Al contrario de lo que se podría pensar en un primer momento, su respuesta fue negativa. –¡No. China no amenaza el orden liberal internacional. Lo que China realmente amenaza es el balance global de poder liderado actualmente por Estados Unidos!

Mahbubani planteó algunas de esas ideas en un pequeño pero provocador libro, publicado hace poco más de un año, con el título Has the West Lost It?

¿Ha perdido Occidente su lugar preponderante en el mundo? ¿Es incapaz de comprender los cambios que están ocurriendo en el escenario internacional?

El meollo del problema que enfrenta Occidente –diría– “es que ni los conservadores, ni los liberales, ni la derecha, ni la izquierda, han entendido que la historia cambió de dirección a inicios del siglo XXI. La era del dominio occidental terminó”.

El liberalismo –agregó– “creó una actitud de superioridad intelectual, especialmente de cara al resto del mundo”. “Mientras los liberales norteamericanos crean que tienen la mente más liberal del mundo, no despertarán ni entenderán el cerrado universo mental en que se han encasillado ellos mismos”.

Lo que Mahbubani enfatiza, en sus conferencias y en sus textos es que solo en los últimos 200 años Occidente asumió un papel preponderante en el escenario internacional. Y es natural que eso llegue a su fin, que China e India vuelvan a asumir ese rol. Como lo recordó, tres de las cuatro principales economías del mundo son asiáticas: las de China, India y Japón. De los 7,5 mil millones de personas que viven en el mundo, solo 12% vive en Occidente.

Malos entendidos
En su opinión, Occidente no ha entendido bien a China. La idea de que la pueden controlar es una ilusión.

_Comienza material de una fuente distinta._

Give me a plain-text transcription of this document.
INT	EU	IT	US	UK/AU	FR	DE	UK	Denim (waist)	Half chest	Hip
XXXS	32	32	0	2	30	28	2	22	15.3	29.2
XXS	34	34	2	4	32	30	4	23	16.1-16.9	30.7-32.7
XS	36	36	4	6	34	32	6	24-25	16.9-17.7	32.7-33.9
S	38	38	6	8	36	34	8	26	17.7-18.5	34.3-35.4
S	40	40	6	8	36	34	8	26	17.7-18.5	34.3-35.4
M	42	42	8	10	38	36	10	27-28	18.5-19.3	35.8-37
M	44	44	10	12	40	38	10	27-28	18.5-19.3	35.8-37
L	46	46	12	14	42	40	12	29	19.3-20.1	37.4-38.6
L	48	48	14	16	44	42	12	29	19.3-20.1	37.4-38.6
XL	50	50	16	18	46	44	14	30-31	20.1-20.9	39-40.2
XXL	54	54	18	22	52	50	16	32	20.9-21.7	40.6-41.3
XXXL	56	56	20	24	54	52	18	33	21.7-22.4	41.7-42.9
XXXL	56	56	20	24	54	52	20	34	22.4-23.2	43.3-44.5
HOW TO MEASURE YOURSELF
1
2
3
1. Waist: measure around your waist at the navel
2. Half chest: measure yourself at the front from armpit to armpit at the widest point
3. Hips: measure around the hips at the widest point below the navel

Mahbubani recordó las tesis del politólogo norteamericano Francis Fukuyama sobre el “fin de la historia”, que publicó en 1992, luego del fin de la Unión Soviética y del socialismo en el este europeo. Su libro causó en gran daño a la mente de Occidente, estimó.

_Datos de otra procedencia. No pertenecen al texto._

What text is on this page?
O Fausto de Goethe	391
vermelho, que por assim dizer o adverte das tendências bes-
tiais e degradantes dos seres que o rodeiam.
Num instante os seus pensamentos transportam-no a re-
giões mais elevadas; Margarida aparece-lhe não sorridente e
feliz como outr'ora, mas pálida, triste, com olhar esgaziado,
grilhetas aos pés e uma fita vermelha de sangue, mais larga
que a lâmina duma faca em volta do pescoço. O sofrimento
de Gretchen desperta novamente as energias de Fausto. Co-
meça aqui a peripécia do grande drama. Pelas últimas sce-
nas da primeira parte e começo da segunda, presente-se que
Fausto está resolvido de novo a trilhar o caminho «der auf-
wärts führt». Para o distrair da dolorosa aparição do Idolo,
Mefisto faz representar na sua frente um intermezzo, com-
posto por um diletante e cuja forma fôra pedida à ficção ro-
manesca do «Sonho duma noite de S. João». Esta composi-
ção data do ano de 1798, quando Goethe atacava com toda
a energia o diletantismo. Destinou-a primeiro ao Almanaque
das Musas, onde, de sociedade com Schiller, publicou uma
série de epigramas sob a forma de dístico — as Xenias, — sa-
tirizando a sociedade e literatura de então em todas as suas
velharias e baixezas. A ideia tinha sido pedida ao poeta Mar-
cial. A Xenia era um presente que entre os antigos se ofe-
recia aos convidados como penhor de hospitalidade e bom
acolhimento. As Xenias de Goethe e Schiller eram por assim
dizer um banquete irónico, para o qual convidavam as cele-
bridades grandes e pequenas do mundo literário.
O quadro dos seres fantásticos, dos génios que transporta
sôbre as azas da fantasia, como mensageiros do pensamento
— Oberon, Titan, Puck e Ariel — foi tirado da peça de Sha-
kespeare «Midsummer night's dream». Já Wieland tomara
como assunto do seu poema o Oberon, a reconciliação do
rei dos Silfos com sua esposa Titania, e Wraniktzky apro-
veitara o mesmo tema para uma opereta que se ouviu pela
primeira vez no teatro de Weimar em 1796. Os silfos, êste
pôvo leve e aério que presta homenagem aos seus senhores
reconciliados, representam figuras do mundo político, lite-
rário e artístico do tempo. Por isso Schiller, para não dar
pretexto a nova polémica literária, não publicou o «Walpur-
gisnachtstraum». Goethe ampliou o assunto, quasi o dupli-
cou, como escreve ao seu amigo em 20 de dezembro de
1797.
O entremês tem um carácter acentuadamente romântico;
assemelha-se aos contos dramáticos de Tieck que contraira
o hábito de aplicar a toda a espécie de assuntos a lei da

Contrastó esa idea con la que otro reconocido politólogo, también norteamericano, Samuel Huntington, y su libro “Choque de civilizaciones”, en el que defiende la teoría de que las próximas guerras no serán entre países, sino entre representantes de diferentes culturas. Huntington defiende la idea de Occidente de que exste una civilización universal, que contrasta con el particularismo de la mayor parte de las sociedades asiáticas.

Pero el principal error de los norteamericanos respecto a China –estimó– es no darse cuenta de que el pueblo chino es mucho más libre de lo que les gusta imaginar.

Guerra comercial
En el marco de esos cambios, hay por lo menos tres escenarios de confrontaciones más directas entre Estados Unidos y China: una guerra comercial, el ambicioso proyecto de la Franja y la Ruta y la confrontación en el mar del sur de China.

Mahbubani se ha referido recientemente a la guerra comercial declarada por Washington contra Beijing. En su opinión, no se trata estrictamente de una guerra comercial. El objetivo de Estados Unidos sería evitar que la economía china ocupe el lugar que hoy ocupa la norteamericana y que China consolide así su papel de liderazgo en el mundo. “De modo que yo pienso que se trata de mucho más que solo comercio. Es una confrontación geopolítica”, afirmó.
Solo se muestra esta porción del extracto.